A large part of it, with mass spec, is getting completeness. It’s relatively easy to look at the most abundant corridors of the proteins, but many of the critical proteins are poorly expressed. So increasing the sensiti-vity and speed [is important]. Another major area is post-translational modifications. Trying to get standardized methods for looking at whole proteomes is also a big job. The thing that makes proteomics hard and interesting at the same time is that every protein has its own personality and its own physical properties that let proteins do so many things. But it also makes it very hard to make a generic one-size-fits-all approach. Conceptually, that’s what the tags were about — we thought by giving all the proteins the same tags, you could then treat the tags as a generic one-size-fits-all strategy. So by having the tagged library, you can now reduce it to a simpler problem.
You cited Mike Snyder’s work in your paper — how are protein chips complementary to your methods?
They are highly complementary — protein chips will be a very fast and a very good way at getting at certain types of protein-protein interactions. But there are a lot of other things where it’s really critical to have multi-protein complexes, and the right abundances of the proteins, or where proteins just won’t be well-behaved on a chip. Their approach was to typically overexpress it, purify it, and put it on a chip. But that wouldn’t work for example for ribosomes, where you need 20 proteins and rRNA. Our approach would be to express [the protein] at endogenous levels and then purify it, using the fact that they’re tagged. Certainly anything you can do on a protein chip, you can probably do faster that way, but I think there will be whole classes of problems that will be hard to address [with chips]. There are some things, like GFP localization, that you’re not going to get from protein chips. It’s not a good method for looking at changes in protein abundances either.
So what’s the take-home message?
The big take-home message is that the proteome of an entire organism is now accessible in a way that just wasn’t possible before. That’s in my mind the most exciting thing — now it’s possible to be thinking about doing experiments that were not really addressable by any other means.

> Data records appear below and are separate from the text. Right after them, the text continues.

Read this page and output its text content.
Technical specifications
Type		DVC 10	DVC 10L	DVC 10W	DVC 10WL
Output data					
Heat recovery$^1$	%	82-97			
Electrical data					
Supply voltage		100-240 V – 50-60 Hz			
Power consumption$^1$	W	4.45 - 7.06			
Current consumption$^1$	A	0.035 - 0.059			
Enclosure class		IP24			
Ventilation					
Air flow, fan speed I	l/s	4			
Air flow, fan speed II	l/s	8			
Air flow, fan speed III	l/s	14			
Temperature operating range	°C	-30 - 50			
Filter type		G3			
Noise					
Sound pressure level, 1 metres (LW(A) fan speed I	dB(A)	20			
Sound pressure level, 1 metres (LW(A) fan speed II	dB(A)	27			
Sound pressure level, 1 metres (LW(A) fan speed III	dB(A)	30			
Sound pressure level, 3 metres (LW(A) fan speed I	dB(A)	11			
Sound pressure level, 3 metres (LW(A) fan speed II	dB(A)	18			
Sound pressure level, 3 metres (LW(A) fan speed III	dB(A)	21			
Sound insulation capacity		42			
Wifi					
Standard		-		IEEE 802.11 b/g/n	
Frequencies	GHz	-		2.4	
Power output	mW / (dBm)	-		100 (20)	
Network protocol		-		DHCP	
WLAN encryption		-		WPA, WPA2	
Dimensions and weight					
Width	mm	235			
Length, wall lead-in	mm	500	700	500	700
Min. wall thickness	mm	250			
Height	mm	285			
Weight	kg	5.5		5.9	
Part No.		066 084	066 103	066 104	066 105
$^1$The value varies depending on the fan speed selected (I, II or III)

Let’s say you have a particular enzymatic assay, for example, where you want to find what the kinase was that was phosphorylating your particular protein. It’s now possible with these libraries to screen through the whole yeast proteome fairly rapidly. Or if you want to know [whether] your protein abundance changes through the cell cycle, or what transcription factors are changing though the cell cycle, you could order the 200 or so transcription factors and follow their abundances. The transcription factors were just too low in abundance to measure by mass spec. You can also see if your protein changes into some condition you’re interested in, you can pull down the protein and ask what other proteins are interacting with it, or you can use your GFP library and say ‘does [the protein] move in or out of the nucleus,’ for example. These were all things you could have done before if you made the library, and if you made the tag, but now it lowers the barrier to doing that. We’ve made all these things available at a nominal cost through a distributor.
So you’re lowering the barrier to doing a lot of things that would have been more difficult before?
Yes, plus [providing] the methods and reagents. Plus, you can look up the data — so now if you clone a protein and want to know where it is, you can go to a website and see the pictures of where it’s localized. You cannot only see where we thought it was localized, but you can look at the pictures yourself and say, ‘does it look like there’s something else in there?’